Sunspot
(NASA/Goddard)

Something “Peculiar” Was Tracked Over a Sunspot by Scientists for Several Days. Now They Have Revealed What It Was.

For more than a week, a team of astronomers watched something unusual after it appeared nearly 25,000 miles above a dark patch on the surface of the Sun.

The phenomenon, detected by astronomers with the New Jersey Institute of Technology’s Center for Solar-Terrestrial Research (NJIT-CSTR), resembled the ghostly glow of the aurora borealis, the colorful emissions that appear in the night sky close to the Earth’s magnetic poles.

“We’ve detected a peculiar type of long-lasting polarized radio bursts emanating from a sunspot, persisting for over a week,” according to NJIT-CSTR scientist Sijie Yu, who said the eerie emissions were “quite unlike the typical, transient solar radio bursts typically lasting minutes or hours.”

Yu and his colleagues published their findings in a new study, of which he is the lead author, which details their radio observations of the remarkable auroral display.

sunspot
Artist’s concept of the prolonged radio emissions detected above a sunspot (Credit: Sijie Yu).

Along with the auroras seen on Earth, emissions similar to those Yu and the NJIT-CSTR team observed have also been spotted by astronomers on planets like Jupiter and Saturn.

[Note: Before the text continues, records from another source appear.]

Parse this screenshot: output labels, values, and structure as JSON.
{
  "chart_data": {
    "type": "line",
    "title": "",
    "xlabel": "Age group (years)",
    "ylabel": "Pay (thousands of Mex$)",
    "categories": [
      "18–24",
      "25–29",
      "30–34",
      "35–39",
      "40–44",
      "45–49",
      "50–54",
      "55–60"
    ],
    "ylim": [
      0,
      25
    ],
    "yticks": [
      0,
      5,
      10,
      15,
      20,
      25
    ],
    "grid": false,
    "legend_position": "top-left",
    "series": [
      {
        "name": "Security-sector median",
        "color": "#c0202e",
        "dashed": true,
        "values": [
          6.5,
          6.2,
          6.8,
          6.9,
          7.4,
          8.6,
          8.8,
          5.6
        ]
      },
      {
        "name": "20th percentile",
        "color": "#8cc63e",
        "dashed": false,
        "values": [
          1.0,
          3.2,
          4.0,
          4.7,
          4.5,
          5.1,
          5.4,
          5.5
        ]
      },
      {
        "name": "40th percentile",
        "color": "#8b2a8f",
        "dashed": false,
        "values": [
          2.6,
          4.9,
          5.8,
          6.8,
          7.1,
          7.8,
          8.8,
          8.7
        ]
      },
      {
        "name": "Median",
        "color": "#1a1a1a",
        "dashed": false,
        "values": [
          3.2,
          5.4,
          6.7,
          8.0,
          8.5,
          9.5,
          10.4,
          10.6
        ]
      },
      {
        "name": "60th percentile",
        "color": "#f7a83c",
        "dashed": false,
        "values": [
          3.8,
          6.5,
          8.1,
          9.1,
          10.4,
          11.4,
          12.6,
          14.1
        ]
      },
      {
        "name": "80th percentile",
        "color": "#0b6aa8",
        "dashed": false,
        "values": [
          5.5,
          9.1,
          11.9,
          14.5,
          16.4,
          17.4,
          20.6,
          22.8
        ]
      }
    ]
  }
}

In some instances, evidence of aurora-like emissions has also been detected around distant celestial objects like stars, especially those possessing low mass.

“It’s an exciting discovery that has the potential to alter our comprehension of stellar magnetic processes,” Yu said in a statement.

Specifically, the team believes that clues to the origin of solar radio bursts could be revealed thanks to the unusual discovery, which also may help astronomers better understand and characterize similar phenomena that occur around dark patches on the surface of distant stars, particularly brown dwarfs, which are similar to the sunspots we observe on our own nearest star.

These aurora-like emissions result from energetic electrons appearing in areas where magnetic fields converge close to the poles of planets.

While the radio emissions observed recently over the Sun were less intense than those observed emanating from other stars, they are similar enough that they suggest a common mechanism behind their origin, sharing characteristics that include a high degree of brightness, as well as a broad range of frequencies, and strong circular polarization.

In their analysis, Yu and the team found that these unique radio bursts probably result from what is known as electron cyclotron maser emission, which occurs as energetic electrons become accelerated by solar flares produced from the surface of a star and interact with its magnetic field.

“The source morphology and frequency dispersion are consistent with electron cyclotron maser emission,” the team writes in their recent paper, “due to precipitating energetic electrons produced by recurring nearby flares.”

Yu and the team report that features they observed in relation to these bursts, which they say include their shape and changes in their frequency, support their conclusions, which they hope may help advance our overall knowledge about solar radio bursts.

“Our findings offer new insights into the origin of such intense solar radio bursts,” the team writes, “and may provide an alternative explanation for aurora-like radio emissions on other flare stars with large starspots.”

The team’s paper, “Detection of long-lasting aurora-like radio emission above a sunspot,” appeared in the journal Nature Astronomy on November 13, 2023.